Anthony Mann s’y colle pourtant en 1961, avec les armes qui sont les siennes : le grand spectacle, l’ampleur des décors, le souffle épique. Mann n’est pas un metteur en scène de théâtre filmé, ni un styliste du verbe. C’est un cinéaste de l’action, des hommes en lutte, des conflits de pouvoir et des destins plus grands que nature. 

On retrouve donc Rodrigue, dit Le Cid, incarné par un Charlton Heston impérial, massif, droit comme une statue antique.

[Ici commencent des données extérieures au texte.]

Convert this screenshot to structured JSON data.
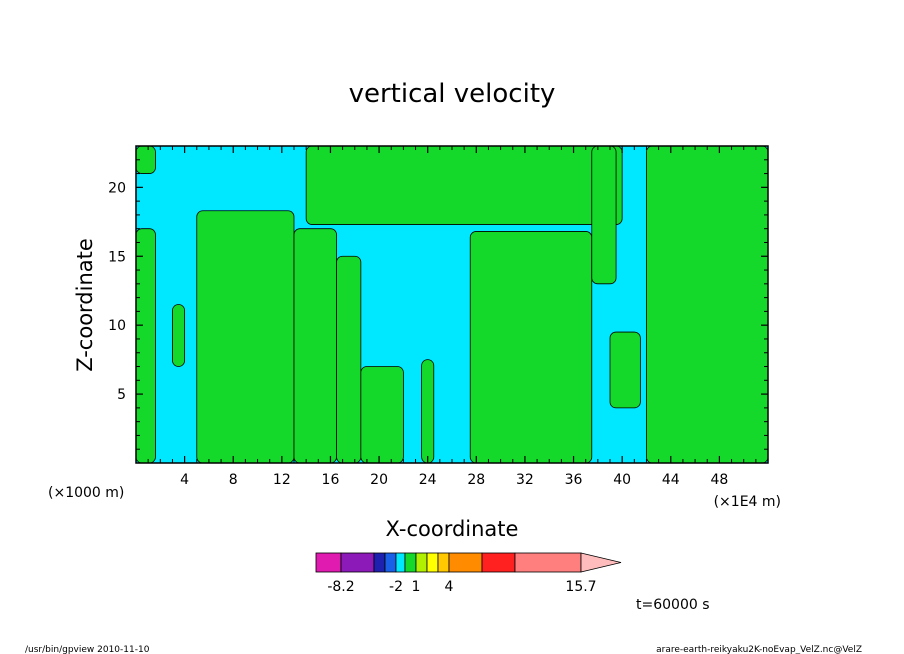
{
  "chart_data": {
    "type": "heatmap",
    "title": "vertical velocity",
    "xlabel": "X-coordinate",
    "ylabel": "Z-coordinate",
    "x_unit_left": "(×1000 m)",
    "x_unit_right": "(×1E4 m)",
    "xlim": [
      0,
      52
    ],
    "ylim": [
      0,
      23
    ],
    "x_ticks": [
      "4",
      "8",
      "12",
      "16",
      "20",
      "24",
      "28",
      "32",
      "36",
      "40",
      "44",
      "48"
    ],
    "y_ticks": [
      "5",
      "10",
      "15",
      "20"
    ],
    "background_class": "negative (cyan)",
    "positive_regions": [
      {
        "x": [
          0.0,
          1.6
        ],
        "z": [
          21.0,
          23.0
        ]
      },
      {
        "x": [
          0.0,
          1.6
        ],
        "z": [
          0.0,
          17.0
        ]
      },
      {
        "x": [
          3.0,
          4.0
        ],
        "z": [
          7.0,
          11.5
        ]
      },
      {
        "x": [
          5.0,
          13.0
        ],
        "z": [
          0.0,
          18.3
        ]
      },
      {
        "x": [
          13.0,
          16.5
        ],
        "z": [
          0.0,
          17.0
        ]
      },
      {
        "x": [
          16.5,
          18.5
        ],
        "z": [
          0.0,
          15.0
        ]
      },
      {
        "x": [
          18.5,
          22.0
        ],
        "z": [
          0.0,
          7.0
        ]
      },
      {
        "x": [
          23.5,
          24.5
        ],
        "z": [
          0.0,
          7.5
        ]
      },
      {
        "x": [
          14.0,
          40.0
        ],
        "z": [
          17.3,
          23.0
        ]
      },
      {
        "x": [
          27.5,
          37.5
        ],
        "z": [
          0.0,
          16.8
        ]
      },
      {
        "x": [
          37.5,
          39.5
        ],
        "z": [
          13.0,
          23.0
        ]
      },
      {
        "x": [
          39.0,
          41.5
        ],
        "z": [
          4.0,
          9.5
        ]
      },
      {
        "x": [
          42.0,
          52.0
        ],
        "z": [
          0.0,
          23.0
        ]
      }
    ],
    "colorbar": {
      "colors": [
        "#e01cb0",
        "#8c1ab8",
        "#1e20b0",
        "#1860e8",
        "#00e8ff",
        "#14d82a",
        "#b0f000",
        "#ffff00",
        "#ffc800",
        "#ff8c00",
        "#ff2020",
        "#ff7f7f",
        "#ffbcbc"
      ],
      "labels": [
        "-8.2",
        "-2",
        "1",
        "4",
        "15.7"
      ]
    },
    "time_label": "t=60000 s"
  },
  "footer": {
    "left": "/usr/bin/gpview  2010-11-10",
    "right": "arare-earth-reikyaku2K-noEvap_VelZ.nc@VelZ"
  }
}
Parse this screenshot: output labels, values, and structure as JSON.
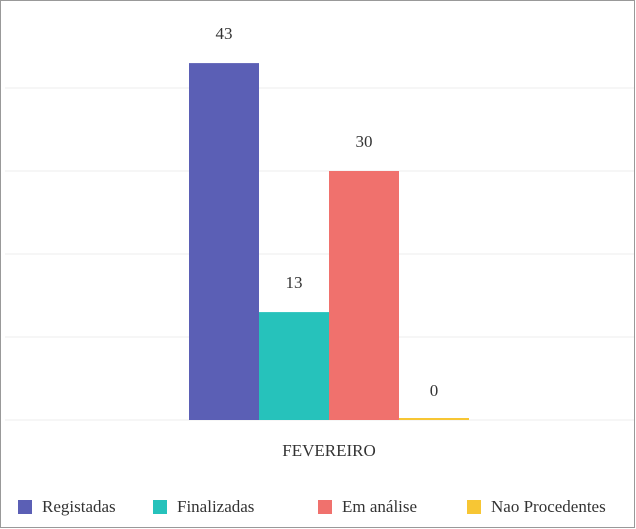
{
  "chart_data": {
    "type": "bar",
    "categories": [
      "FEVEREIRO"
    ],
    "series": [
      {
        "name": "Registadas",
        "color": "#5b5fb5",
        "values": [
          43
        ]
      },
      {
        "name": "Finalizadas",
        "color": "#26c2bb",
        "values": [
          13
        ]
      },
      {
        "name": "Em análise",
        "color": "#f0716d",
        "values": [
          30
        ]
      },
      {
        "name": "Nao Procedentes",
        "color": "#f7c634",
        "values": [
          0
        ]
      }
    ],
    "ylim": [
      0,
      50
    ],
    "yticks": [
      0,
      10,
      20,
      30,
      40
    ],
    "grid": true,
    "legend": "bottom"
  }
}
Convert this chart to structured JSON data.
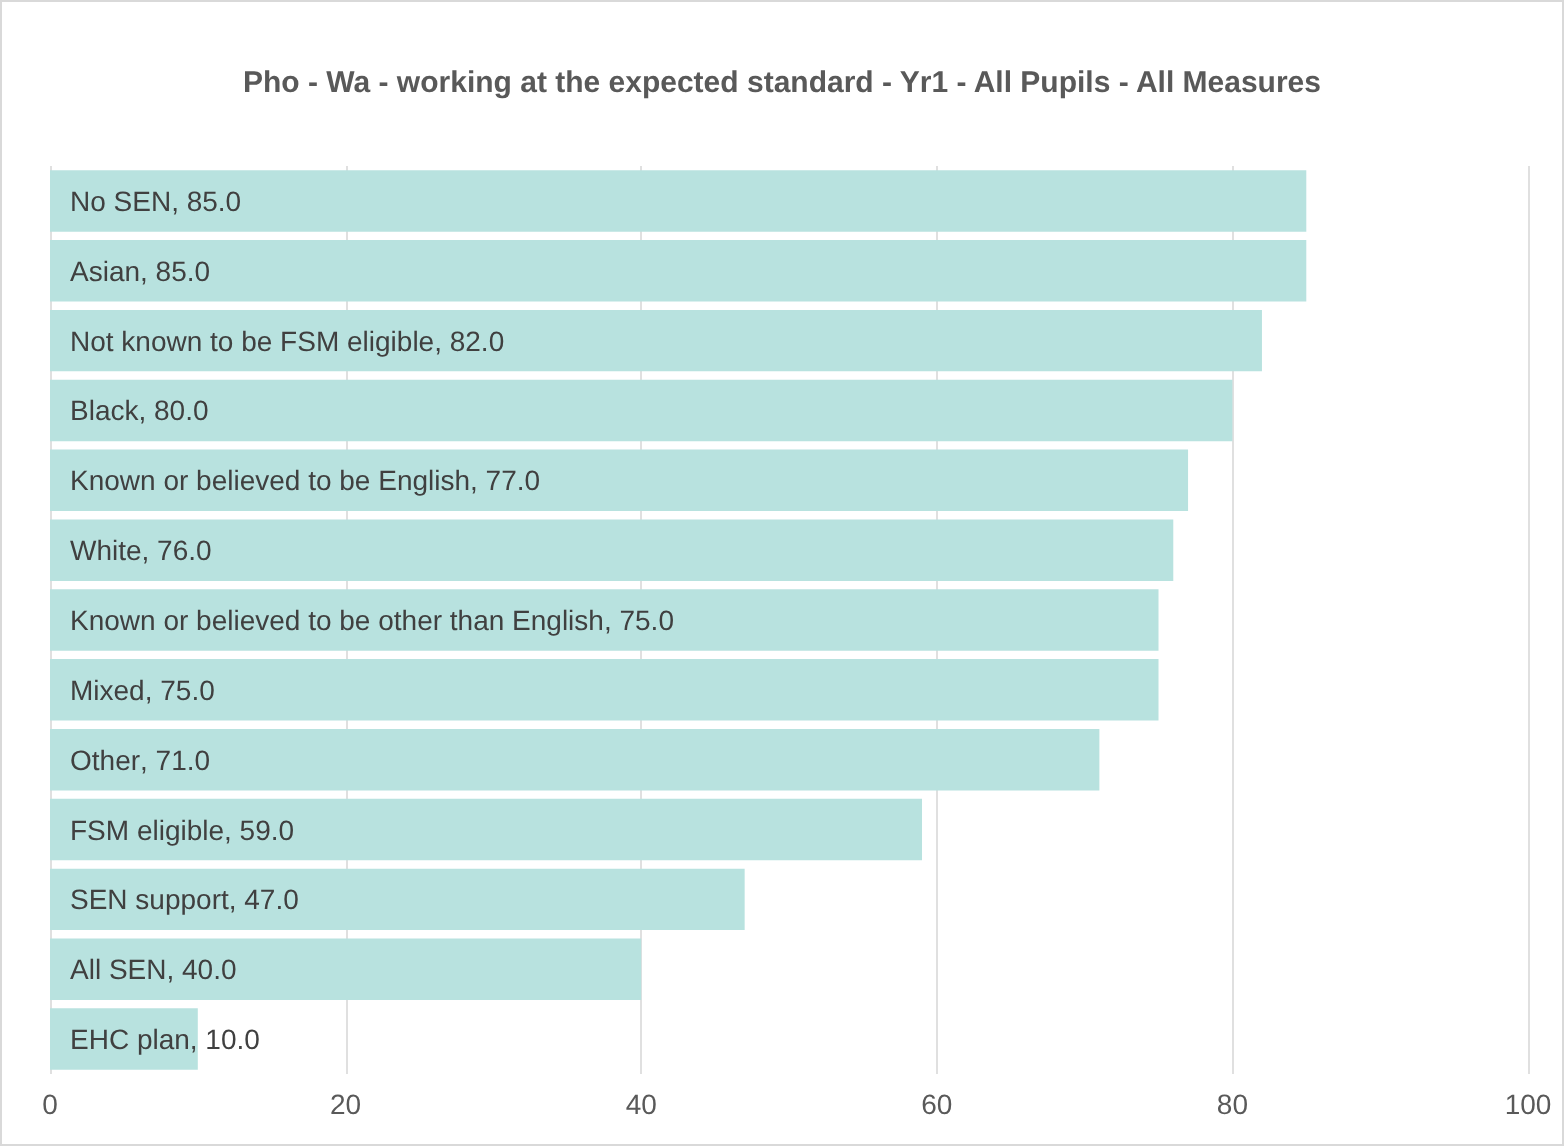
{
  "chart_data": {
    "type": "bar",
    "orientation": "horizontal",
    "title": "Pho - Wa - working at the expected standard - Yr1 - All Pupils - All Measures",
    "categories": [
      "No SEN",
      "Asian",
      "Not known to be FSM eligible",
      "Black",
      "Known or believed to be English",
      "White",
      "Known or believed to be other than English",
      "Mixed",
      "Other",
      "FSM eligible",
      "SEN support",
      "All SEN",
      "EHC plan"
    ],
    "values": [
      85,
      85,
      82,
      80,
      77,
      76,
      75,
      75,
      71,
      59,
      47,
      40,
      10
    ],
    "value_labels": [
      ", 85.0",
      ", 85.0",
      ", 82.0",
      ", 80.0",
      ", 77.0",
      ", 76.0",
      ", 75.0",
      ", 75.0",
      ", 71.0",
      ", 59.0",
      ", 47.0",
      ", 40.0",
      ", 10.0"
    ],
    "color": "#b8e2df",
    "xlim": [
      0,
      100
    ],
    "xticks": [
      0,
      20,
      40,
      60,
      80,
      100
    ],
    "grid": "x",
    "tick_labels": "x"
  }
}
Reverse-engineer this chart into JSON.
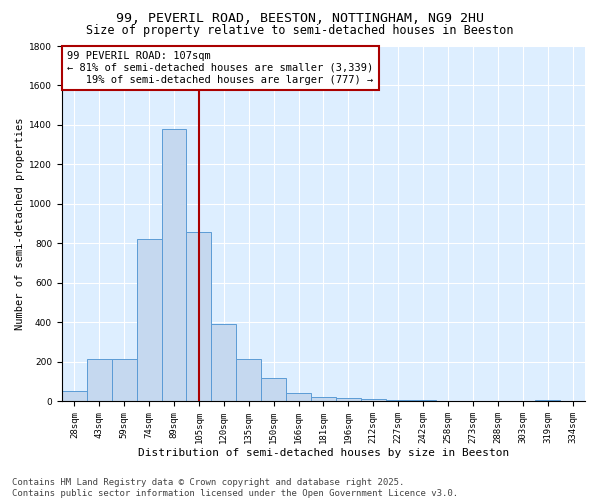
{
  "title_line1": "99, PEVERIL ROAD, BEESTON, NOTTINGHAM, NG9 2HU",
  "title_line2": "Size of property relative to semi-detached houses in Beeston",
  "xlabel": "Distribution of semi-detached houses by size in Beeston",
  "ylabel": "Number of semi-detached properties",
  "footnote": "Contains HM Land Registry data © Crown copyright and database right 2025.\nContains public sector information licensed under the Open Government Licence v3.0.",
  "bin_labels": [
    "28sqm",
    "43sqm",
    "59sqm",
    "74sqm",
    "89sqm",
    "105sqm",
    "120sqm",
    "135sqm",
    "150sqm",
    "166sqm",
    "181sqm",
    "196sqm",
    "212sqm",
    "227sqm",
    "242sqm",
    "258sqm",
    "273sqm",
    "288sqm",
    "303sqm",
    "319sqm",
    "334sqm"
  ],
  "bar_values": [
    50,
    215,
    215,
    820,
    1380,
    860,
    390,
    215,
    120,
    40,
    20,
    15,
    10,
    8,
    5,
    4,
    3,
    0,
    0,
    8,
    0
  ],
  "bar_color": "#c5d8ef",
  "bar_edge_color": "#5b9bd5",
  "vline_x_index": 5,
  "vline_color": "#aa0000",
  "annotation_text": "99 PEVERIL ROAD: 107sqm\n← 81% of semi-detached houses are smaller (3,339)\n   19% of semi-detached houses are larger (777) →",
  "annotation_box_color": "white",
  "annotation_box_edge_color": "#aa0000",
  "ylim": [
    0,
    1800
  ],
  "yticks": [
    0,
    200,
    400,
    600,
    800,
    1000,
    1200,
    1400,
    1600,
    1800
  ],
  "background_color": "#ddeeff",
  "grid_color": "white",
  "title_fontsize": 9.5,
  "subtitle_fontsize": 8.5,
  "axis_label_fontsize": 8,
  "tick_fontsize": 6.5,
  "annotation_fontsize": 7.5,
  "footnote_fontsize": 6.5,
  "ylabel_fontsize": 7.5
}
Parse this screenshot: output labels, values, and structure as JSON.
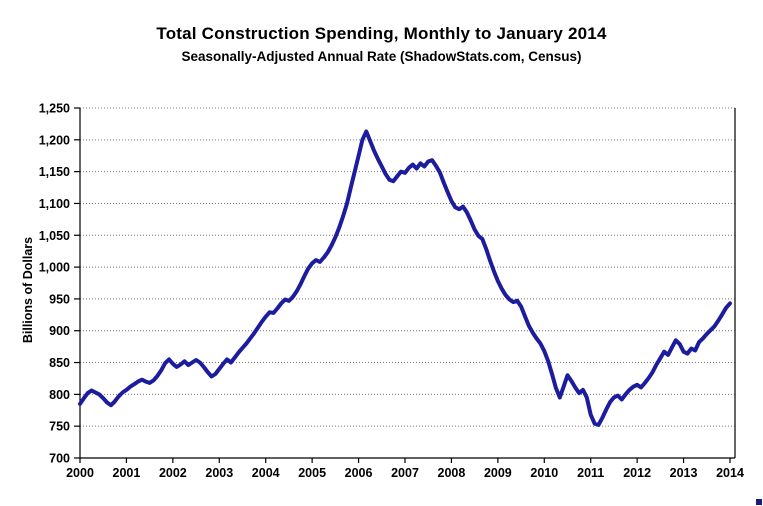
{
  "chart_data": {
    "type": "line",
    "title": "Total Construction Spending, Monthly to January 2014",
    "subtitle": "Seasonally-Adjusted Annual Rate (ShadowStats.com, Census)",
    "ylabel": "Billions of Dollars",
    "xlabel": "",
    "ylim": [
      700,
      1250
    ],
    "y_tick_step": 50,
    "y_tick_labels": [
      "1,250",
      "1,200",
      "1,150",
      "1,100",
      "1,050",
      "1,000",
      "950",
      "900",
      "850",
      "800",
      "750",
      "700"
    ],
    "x_tick_labels": [
      "2000",
      "2001",
      "2002",
      "2003",
      "2004",
      "2005",
      "2006",
      "2007",
      "2008",
      "2009",
      "2010",
      "2011",
      "2012",
      "2013",
      "2014"
    ],
    "frequency": "monthly",
    "x_start": "2000-01",
    "x_end": "2014-01",
    "grid": "dotted horizontal gridlines at each 50",
    "legend": "none",
    "line_color": "#1c1c9e",
    "series": [
      {
        "name": "Total Construction Spending (Billions of Dollars, SAAR)",
        "values": [
          785,
          794,
          802,
          806,
          803,
          800,
          794,
          787,
          783,
          789,
          797,
          803,
          807,
          812,
          816,
          820,
          823,
          820,
          818,
          822,
          829,
          838,
          849,
          855,
          848,
          843,
          847,
          852,
          846,
          850,
          854,
          850,
          843,
          835,
          828,
          832,
          840,
          848,
          855,
          850,
          858,
          866,
          873,
          880,
          888,
          896,
          905,
          914,
          922,
          929,
          928,
          935,
          943,
          949,
          947,
          953,
          962,
          973,
          986,
          998,
          1006,
          1011,
          1008,
          1015,
          1023,
          1034,
          1047,
          1062,
          1080,
          1100,
          1125,
          1150,
          1175,
          1200,
          1213,
          1198,
          1183,
          1170,
          1158,
          1146,
          1137,
          1135,
          1143,
          1150,
          1148,
          1156,
          1161,
          1155,
          1163,
          1158,
          1166,
          1168,
          1159,
          1149,
          1133,
          1118,
          1104,
          1094,
          1091,
          1095,
          1086,
          1073,
          1059,
          1049,
          1044,
          1028,
          1010,
          993,
          978,
          966,
          956,
          949,
          945,
          947,
          938,
          923,
          908,
          897,
          888,
          880,
          868,
          852,
          832,
          810,
          795,
          812,
          830,
          821,
          811,
          802,
          807,
          795,
          768,
          754,
          752,
          763,
          776,
          788,
          795,
          798,
          792,
          800,
          807,
          812,
          815,
          811,
          818,
          826,
          835,
          847,
          857,
          867,
          862,
          874,
          885,
          879,
          867,
          864,
          872,
          869,
          882,
          888,
          895,
          901,
          907,
          916,
          926,
          936,
          943
        ]
      }
    ]
  },
  "colors": {
    "background": "#ffffff",
    "line": "#1c1c9e",
    "axis": "#000000",
    "gridline": "#777777",
    "text": "#000000"
  }
}
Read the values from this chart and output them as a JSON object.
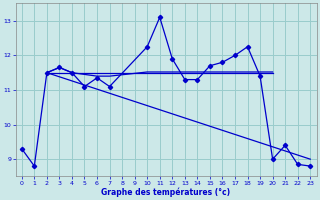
{
  "xlabel": "Graphe des températures (°c)",
  "background_color": "#cce8e8",
  "grid_color": "#99cccc",
  "line_color": "#0000cc",
  "xlim": [
    -0.5,
    23.5
  ],
  "ylim": [
    8.5,
    13.5
  ],
  "yticks": [
    9,
    10,
    11,
    12,
    13
  ],
  "xticks": [
    0,
    1,
    2,
    3,
    4,
    5,
    6,
    7,
    8,
    9,
    10,
    11,
    12,
    13,
    14,
    15,
    16,
    17,
    18,
    19,
    20,
    21,
    22,
    23
  ],
  "series_main": {
    "x": [
      0,
      1,
      2,
      3,
      4,
      5,
      6,
      7,
      10,
      11,
      12,
      13,
      14,
      15,
      16,
      17,
      18,
      19,
      20,
      21,
      22,
      23
    ],
    "y": [
      9.3,
      8.8,
      11.5,
      11.65,
      11.5,
      11.1,
      11.35,
      11.1,
      12.25,
      13.1,
      11.9,
      11.3,
      11.3,
      11.7,
      11.8,
      12.0,
      12.25,
      11.4,
      9.0,
      9.4,
      8.85,
      8.8
    ]
  },
  "series_flat": {
    "x": [
      2,
      3,
      4,
      5,
      6,
      7,
      10,
      11,
      12,
      13,
      14,
      15,
      16,
      17,
      18,
      19,
      20
    ],
    "y": [
      11.5,
      11.65,
      11.5,
      11.45,
      11.4,
      11.4,
      11.52,
      11.52,
      11.52,
      11.52,
      11.52,
      11.52,
      11.52,
      11.52,
      11.52,
      11.52,
      11.52
    ]
  },
  "series_diag": {
    "x": [
      2,
      23
    ],
    "y": [
      11.5,
      9.0
    ]
  },
  "series_hline": {
    "x": [
      2,
      20
    ],
    "y": [
      11.5,
      11.5
    ]
  }
}
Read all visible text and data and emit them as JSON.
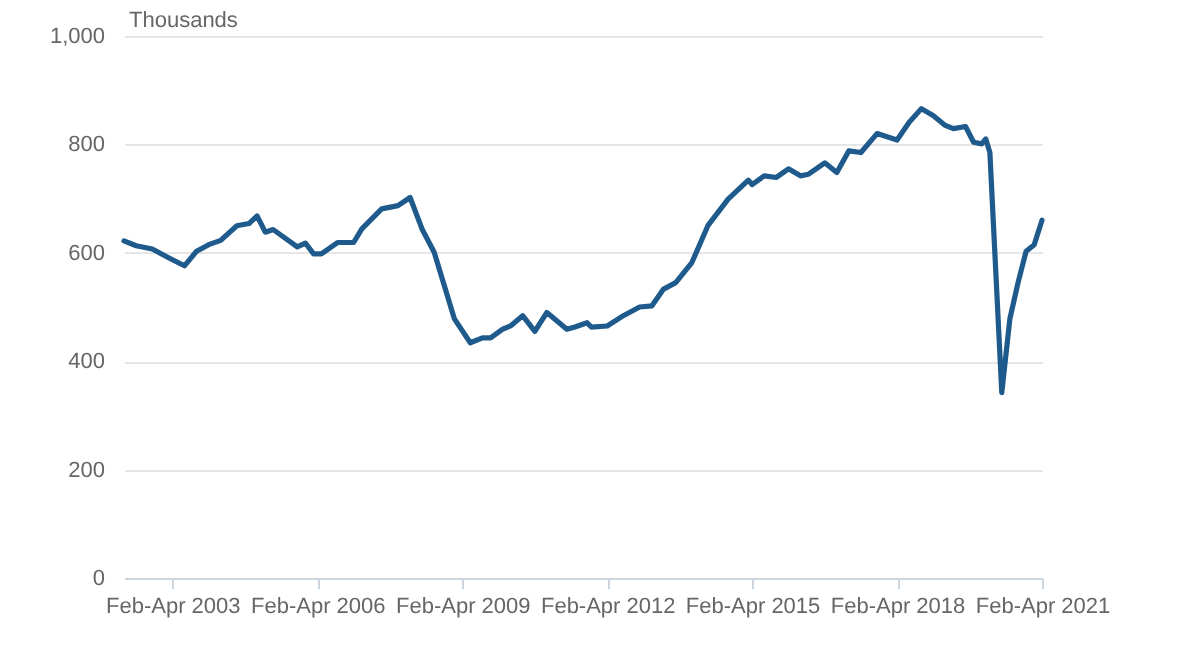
{
  "chart_data": {
    "type": "line",
    "ylabel": "Thousands",
    "x": [
      "2002-03",
      "2002-06",
      "2002-10",
      "2003-02",
      "2003-06",
      "2003-09",
      "2003-12",
      "2004-03",
      "2004-07",
      "2004-10",
      "2004-12",
      "2005-02",
      "2005-04",
      "2005-10",
      "2005-12",
      "2006-02",
      "2006-04",
      "2006-08",
      "2006-12",
      "2007-02",
      "2007-07",
      "2007-11",
      "2008-02",
      "2008-05",
      "2008-08",
      "2009-01",
      "2009-05",
      "2009-08",
      "2009-10",
      "2010-01",
      "2010-03",
      "2010-06",
      "2010-09",
      "2010-12",
      "2011-05",
      "2011-07",
      "2011-10",
      "2011-11",
      "2012-03",
      "2012-07",
      "2012-11",
      "2013-02",
      "2013-05",
      "2013-08",
      "2013-12",
      "2014-04",
      "2014-09",
      "2015-02",
      "2015-03",
      "2015-06",
      "2015-09",
      "2015-12",
      "2016-03",
      "2016-05",
      "2016-09",
      "2016-12",
      "2017-03",
      "2017-06",
      "2017-10",
      "2018-03",
      "2018-06",
      "2018-09",
      "2018-12",
      "2019-03",
      "2019-05",
      "2019-08",
      "2019-10",
      "2019-12",
      "2020-01",
      "2020-02",
      "2020-05",
      "2020-07",
      "2020-09",
      "2020-11",
      "2021-01",
      "2021-03"
    ],
    "series": [
      {
        "color": "#1f5a8c",
        "values": [
          622,
          613,
          607,
          591,
          576,
          603,
          615,
          623,
          650,
          654,
          668,
          638,
          643,
          611,
          618,
          598,
          598,
          619,
          619,
          644,
          681,
          687,
          702,
          644,
          601,
          478,
          434,
          443,
          443,
          459,
          465,
          484,
          455,
          490,
          459,
          463,
          471,
          463,
          465,
          484,
          500,
          502,
          533,
          545,
          582,
          650,
          699,
          734,
          726,
          742,
          739,
          755,
          742,
          745,
          766,
          748,
          788,
          785,
          820,
          808,
          841,
          866,
          853,
          835,
          829,
          833,
          804,
          801,
          810,
          785,
          342,
          478,
          545,
          603,
          615,
          660
        ]
      }
    ],
    "xlim": [
      "2002-03",
      "2021-03"
    ],
    "xticks": [
      {
        "value": "2003-03",
        "label": "Feb-Apr 2003"
      },
      {
        "value": "2006-03",
        "label": "Feb-Apr 2006"
      },
      {
        "value": "2009-03",
        "label": "Feb-Apr 2009"
      },
      {
        "value": "2012-03",
        "label": "Feb-Apr 2012"
      },
      {
        "value": "2015-03",
        "label": "Feb-Apr 2015"
      },
      {
        "value": "2018-03",
        "label": "Feb-Apr 2018"
      },
      {
        "value": "2021-03",
        "label": "Feb-Apr 2021"
      }
    ],
    "ylim": [
      0,
      1000
    ],
    "yticks": [
      0,
      200,
      400,
      600,
      800,
      {
        "value": 1000,
        "label": "1,000"
      }
    ],
    "grid": "y",
    "marker": "none",
    "line_style": "solid"
  }
}
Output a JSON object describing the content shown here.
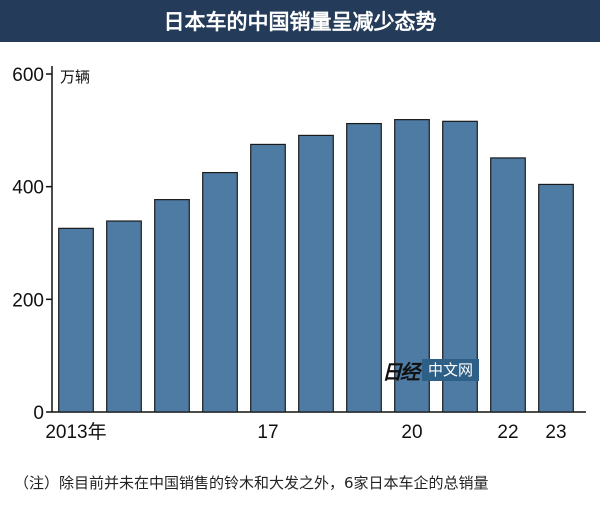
{
  "title": "日本车的中国销量呈减少态势",
  "footnote": "（注）除目前并未在中国销售的铃木和大发之外，6家日本车企的总销量",
  "watermark": {
    "logo_text": "日经",
    "badge_text": "中文网"
  },
  "colors": {
    "title_bg": "#243b5a",
    "bar": "#4d7ba3",
    "bar_stroke": "#1a1a1a",
    "watermark_bg": "#2e5f86"
  },
  "chart_data": {
    "type": "bar",
    "ylabel": "万辆",
    "ylim": [
      0,
      600
    ],
    "yticks": [
      0,
      200,
      400,
      600
    ],
    "categories": [
      "2013",
      "2014",
      "2015",
      "2016",
      "2017",
      "2018",
      "2019",
      "2020",
      "2021",
      "2022",
      "2023"
    ],
    "x_tick_labels": [
      "2013年",
      "",
      "",
      "",
      "17",
      "",
      "",
      "20",
      "",
      "22",
      "23"
    ],
    "values": [
      326,
      339,
      377,
      425,
      475,
      491,
      512,
      519,
      516,
      451,
      404
    ],
    "grid": false,
    "legend": "none"
  }
}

Heston impose une autorité naturelle, une présence physique qui fait oublier parfois la complexité morale du personnage, mais qui sert parfaitement la vision héroïque du film. Face à lui, Sophia Loren en Chimène apporte une noblesse tragique et une intensité émotionnelle indéniable, même si le personnage perd en subtilité ce qu’il gagne en passion. 

Le film s’éloigne clairement de la rigueur du texte de Corneille. Mann transforme la tragédie classique en un vaste film d’aventures médiévales, peuplé de Maures, de chevaliers, de complots et de batailles rangées. Les luttes intérieures deviennent des luttes de territoire, les dilemmes moraux se traduisent par l’épée et le fracas des armures. 

La mise en scène est spectaculaire : costumes somptueux, décors grandioses, batailles impressionnantes pour l’époque. Mann sait filmer les foules, les charges, les affrontements avec un sens du rythme et de l’espace remarquable. Le scénario privilégie l’efficacité dramatique à la fidélité littéraire, et assume pleinement cette orientation. 

Est-ce respectueux de l’univers de Corneille ? Pas vraiment. 
Est-ce efficace au cinéma ? Absolument. 

Le Cid version Mann est moins une adaptation fidèle qu’une réinterprétation hollywoodienne, pensée pour séduire le spectateur, lui en mettre plein la vue et transformer la tragédie en fresque héroïque. Et dans cette logique, le contrat est rempli. 

On peut regretter la perte de la langue, de la finesse psychologique, de la tension verbale. Mais on ne peut nier le plaisir du spectacle. Le spectateur en a pour son argent, porté par des acteurs charismatiques, une mise en scène ample et un souffle épique sincère. 

Un film peut-être infidèle au texte, mais fidèle à une certaine idée du cinéma spectaculaire. Et parfois, vaincre sans péril… c’est aussi prendre le risque de trahir pour mieux divertir.